Notes of Caution and Weirdness

Some of the behavior of awk is unintuitive, if not downright weird. These are things to know about.

Warning! awk is Line Oriented!

Remember that note about awk being line-oriented before? It can have some not-quite-obvious effects.

Consider what the classic “Hello world” program looks like in awk. Some other languages might write

print("Hello world!")

But in awk, we must be careful to print it only once, not once for every line of input! Write

BEGIN{print "Hello world!"}

or

END{print "Hello world!"}

but not

{print "Hello world!"}

The first two are basically equivalent. But the last one is different!

Empty Input, Odd Output

Several examples given in this guide compute averages. But consider what happens when the input is empty and you try to find a quotient…

BEGIN{n1=1; n2=0}
{n1+=$2; n2+=$3}
END{print n1/n2}

Empty input? Not good.

Uninitialized Variables are 0

If a variable is used with operator-assignment like += or -= without having been previously declared, it gets a value of 0 to start. That means that the two following programs are identical in meaning:

# sum is set to 0 in a BEGIN block
BEGIN{sum=0}
{sum+=$5}
END{print sum}
# sum is set to 0 on the first line where $5 is added to it
{sum+=$5}
END{print sum}

When you see awk code which seems to materialize variables out of nowhere, it’s a good bet that this is what’s going on.

In this guide, we have written {print $0} for the program which prints full lines of data.
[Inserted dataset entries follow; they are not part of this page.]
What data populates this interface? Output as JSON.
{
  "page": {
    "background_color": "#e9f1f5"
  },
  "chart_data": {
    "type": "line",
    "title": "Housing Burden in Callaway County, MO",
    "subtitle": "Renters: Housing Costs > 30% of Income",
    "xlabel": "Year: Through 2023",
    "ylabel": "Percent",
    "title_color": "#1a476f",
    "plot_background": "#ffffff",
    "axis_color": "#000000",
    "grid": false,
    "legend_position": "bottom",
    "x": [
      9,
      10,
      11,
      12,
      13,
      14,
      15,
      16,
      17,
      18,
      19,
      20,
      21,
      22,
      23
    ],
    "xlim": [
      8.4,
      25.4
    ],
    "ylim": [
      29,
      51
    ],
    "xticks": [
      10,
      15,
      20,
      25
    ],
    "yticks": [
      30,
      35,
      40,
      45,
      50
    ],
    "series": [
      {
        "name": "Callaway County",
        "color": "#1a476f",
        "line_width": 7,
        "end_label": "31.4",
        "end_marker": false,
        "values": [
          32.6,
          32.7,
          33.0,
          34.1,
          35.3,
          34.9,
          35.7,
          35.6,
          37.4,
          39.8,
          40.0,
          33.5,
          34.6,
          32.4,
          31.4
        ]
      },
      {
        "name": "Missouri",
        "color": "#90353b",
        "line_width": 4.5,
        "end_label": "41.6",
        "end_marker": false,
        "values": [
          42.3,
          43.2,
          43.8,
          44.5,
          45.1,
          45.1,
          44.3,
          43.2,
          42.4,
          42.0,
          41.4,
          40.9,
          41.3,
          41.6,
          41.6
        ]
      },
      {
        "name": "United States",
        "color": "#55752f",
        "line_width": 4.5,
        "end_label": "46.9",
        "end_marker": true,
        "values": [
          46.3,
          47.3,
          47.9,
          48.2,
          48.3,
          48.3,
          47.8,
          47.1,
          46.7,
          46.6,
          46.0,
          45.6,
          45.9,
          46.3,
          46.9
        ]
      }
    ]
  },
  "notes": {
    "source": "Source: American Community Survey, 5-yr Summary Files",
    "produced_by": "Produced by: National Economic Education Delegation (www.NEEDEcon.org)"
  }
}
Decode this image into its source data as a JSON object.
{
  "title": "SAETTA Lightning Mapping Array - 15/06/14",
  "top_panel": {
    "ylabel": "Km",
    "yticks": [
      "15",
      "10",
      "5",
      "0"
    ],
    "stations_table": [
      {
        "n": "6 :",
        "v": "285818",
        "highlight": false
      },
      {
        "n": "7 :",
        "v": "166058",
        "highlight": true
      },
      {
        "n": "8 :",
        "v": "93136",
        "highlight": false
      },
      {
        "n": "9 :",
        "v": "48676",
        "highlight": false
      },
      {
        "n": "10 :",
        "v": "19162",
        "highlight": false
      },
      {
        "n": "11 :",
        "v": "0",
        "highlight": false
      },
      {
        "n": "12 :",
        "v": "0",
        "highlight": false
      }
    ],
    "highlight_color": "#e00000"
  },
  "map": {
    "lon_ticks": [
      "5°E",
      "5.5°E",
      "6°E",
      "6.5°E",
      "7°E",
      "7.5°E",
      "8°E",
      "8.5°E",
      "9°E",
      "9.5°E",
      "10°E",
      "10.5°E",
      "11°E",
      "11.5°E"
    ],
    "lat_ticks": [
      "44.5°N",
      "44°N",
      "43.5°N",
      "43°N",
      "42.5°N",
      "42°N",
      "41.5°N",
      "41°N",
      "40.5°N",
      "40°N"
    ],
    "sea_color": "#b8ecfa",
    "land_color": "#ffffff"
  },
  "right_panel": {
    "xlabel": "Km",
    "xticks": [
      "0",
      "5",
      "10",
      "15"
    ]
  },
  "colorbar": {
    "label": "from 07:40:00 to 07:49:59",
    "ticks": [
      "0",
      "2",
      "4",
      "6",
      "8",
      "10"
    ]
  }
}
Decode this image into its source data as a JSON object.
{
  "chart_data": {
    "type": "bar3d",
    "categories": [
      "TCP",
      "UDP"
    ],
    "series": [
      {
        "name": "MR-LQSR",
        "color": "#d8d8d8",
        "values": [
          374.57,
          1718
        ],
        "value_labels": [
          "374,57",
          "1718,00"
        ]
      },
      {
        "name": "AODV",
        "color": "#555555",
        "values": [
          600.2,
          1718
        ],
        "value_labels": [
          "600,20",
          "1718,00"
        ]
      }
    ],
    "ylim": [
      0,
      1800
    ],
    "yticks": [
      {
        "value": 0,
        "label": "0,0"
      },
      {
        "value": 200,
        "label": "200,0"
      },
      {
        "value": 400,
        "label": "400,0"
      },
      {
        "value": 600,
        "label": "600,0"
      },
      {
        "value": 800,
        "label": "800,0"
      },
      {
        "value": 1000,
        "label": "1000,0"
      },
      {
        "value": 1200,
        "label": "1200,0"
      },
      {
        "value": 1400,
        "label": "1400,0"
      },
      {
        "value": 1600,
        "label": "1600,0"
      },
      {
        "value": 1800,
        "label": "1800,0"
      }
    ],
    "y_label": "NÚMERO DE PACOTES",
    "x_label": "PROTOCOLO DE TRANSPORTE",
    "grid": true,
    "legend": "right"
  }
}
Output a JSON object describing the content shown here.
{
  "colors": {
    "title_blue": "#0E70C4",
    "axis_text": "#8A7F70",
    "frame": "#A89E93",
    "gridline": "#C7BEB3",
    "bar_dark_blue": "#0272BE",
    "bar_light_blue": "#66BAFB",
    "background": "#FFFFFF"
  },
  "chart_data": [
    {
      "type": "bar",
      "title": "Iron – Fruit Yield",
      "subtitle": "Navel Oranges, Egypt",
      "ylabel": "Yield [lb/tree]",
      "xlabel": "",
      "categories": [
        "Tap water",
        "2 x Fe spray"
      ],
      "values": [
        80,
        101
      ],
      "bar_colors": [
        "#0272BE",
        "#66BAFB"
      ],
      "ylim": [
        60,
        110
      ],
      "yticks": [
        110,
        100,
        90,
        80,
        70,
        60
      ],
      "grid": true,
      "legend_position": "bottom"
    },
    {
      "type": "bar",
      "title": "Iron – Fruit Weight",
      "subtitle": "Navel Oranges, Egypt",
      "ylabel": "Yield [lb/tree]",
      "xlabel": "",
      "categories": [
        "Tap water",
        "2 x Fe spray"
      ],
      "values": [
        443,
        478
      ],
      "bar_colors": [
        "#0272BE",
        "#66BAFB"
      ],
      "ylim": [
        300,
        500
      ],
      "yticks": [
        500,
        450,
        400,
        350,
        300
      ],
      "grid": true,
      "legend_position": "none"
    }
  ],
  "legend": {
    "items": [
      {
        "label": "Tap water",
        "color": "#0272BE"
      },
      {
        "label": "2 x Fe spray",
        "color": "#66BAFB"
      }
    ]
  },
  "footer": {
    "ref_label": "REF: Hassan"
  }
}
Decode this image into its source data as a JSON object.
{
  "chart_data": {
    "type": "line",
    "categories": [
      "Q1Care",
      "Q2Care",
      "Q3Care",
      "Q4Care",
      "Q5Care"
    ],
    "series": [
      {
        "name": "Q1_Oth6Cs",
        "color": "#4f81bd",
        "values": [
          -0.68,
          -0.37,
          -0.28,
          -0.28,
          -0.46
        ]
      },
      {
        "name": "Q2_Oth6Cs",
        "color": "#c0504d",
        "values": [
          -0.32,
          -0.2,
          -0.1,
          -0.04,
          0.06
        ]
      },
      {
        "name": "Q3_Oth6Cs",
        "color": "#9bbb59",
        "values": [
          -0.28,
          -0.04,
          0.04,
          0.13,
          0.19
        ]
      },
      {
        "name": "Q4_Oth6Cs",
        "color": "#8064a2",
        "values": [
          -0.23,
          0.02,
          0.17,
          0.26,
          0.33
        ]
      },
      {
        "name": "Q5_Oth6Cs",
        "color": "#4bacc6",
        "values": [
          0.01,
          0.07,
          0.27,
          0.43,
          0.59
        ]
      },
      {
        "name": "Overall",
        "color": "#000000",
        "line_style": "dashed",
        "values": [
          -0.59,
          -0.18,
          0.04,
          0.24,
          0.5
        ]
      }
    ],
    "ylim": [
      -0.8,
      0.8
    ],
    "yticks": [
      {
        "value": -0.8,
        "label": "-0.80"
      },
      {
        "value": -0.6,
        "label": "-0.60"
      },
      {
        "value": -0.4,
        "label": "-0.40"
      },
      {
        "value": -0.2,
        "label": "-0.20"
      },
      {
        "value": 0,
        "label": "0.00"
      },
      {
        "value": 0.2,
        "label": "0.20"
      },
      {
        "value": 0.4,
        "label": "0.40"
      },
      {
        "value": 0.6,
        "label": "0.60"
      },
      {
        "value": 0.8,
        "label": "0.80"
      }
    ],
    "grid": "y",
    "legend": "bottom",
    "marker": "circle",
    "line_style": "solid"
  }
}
However, this can also be written {print}. If print is not given any arguments, it’s the same as passing it $0.

The OFS (Output Field Separator) defines what awk does when comma-separated arguments are given to print. It defaults to a single space.

However, the arguments to print may also be given without commas, meaning that they are combined by string concatenation (no spaces). The difference is not always obvious.

# with a comma
$ echo '' | awk 'END{print "1", "2"}'
1 2
# without a comma
$ echo '' | awk 'END{print "1" "2"}'
12

awk vs gawk

awk on Linux has fancy bells and whistles. awk on macOS only has the standard features.

If you’re running on Linux, or something linux-like (e.g. WSL on Windows), your version of awk is “GNU awk” or gawk. This version of the awk program has various features which have been added over the years.

However, on any BSD-like system, e.g. macOS, your version of awk will be “BSD awk”. This version of the program only implements the features which have been established as part of the POSIX standard for awk.

Hopefully this never matters for you, dear reader. But when moving scripts from a Linux environment to macOS, be aware that commands which were written on gawk may not behave correctly.

Conclusion

When you first see someone else’s awk commands, they’re mystical. It’s not clear what they do, and you mgiht try them out on your data just to try to see how they behave.

Hopefully, with just a little bit more effort to make them understandable, these magical robot farts can be seen to have a consistent structure and logic.


  1. ‘shell’ means bash or zsh. ‘terminal’ means anything where you can input commands like grep

  2. This guide will not cover the many fabulous powers of regular expressions, but they are very useful. Be aware that regular expressions can vary a little depending on the implementation being used. awk’s regular expressions are more than satisfactory, similar to what grep offers, but can’t do everything that regular expressions in Python, R, and other languages can do.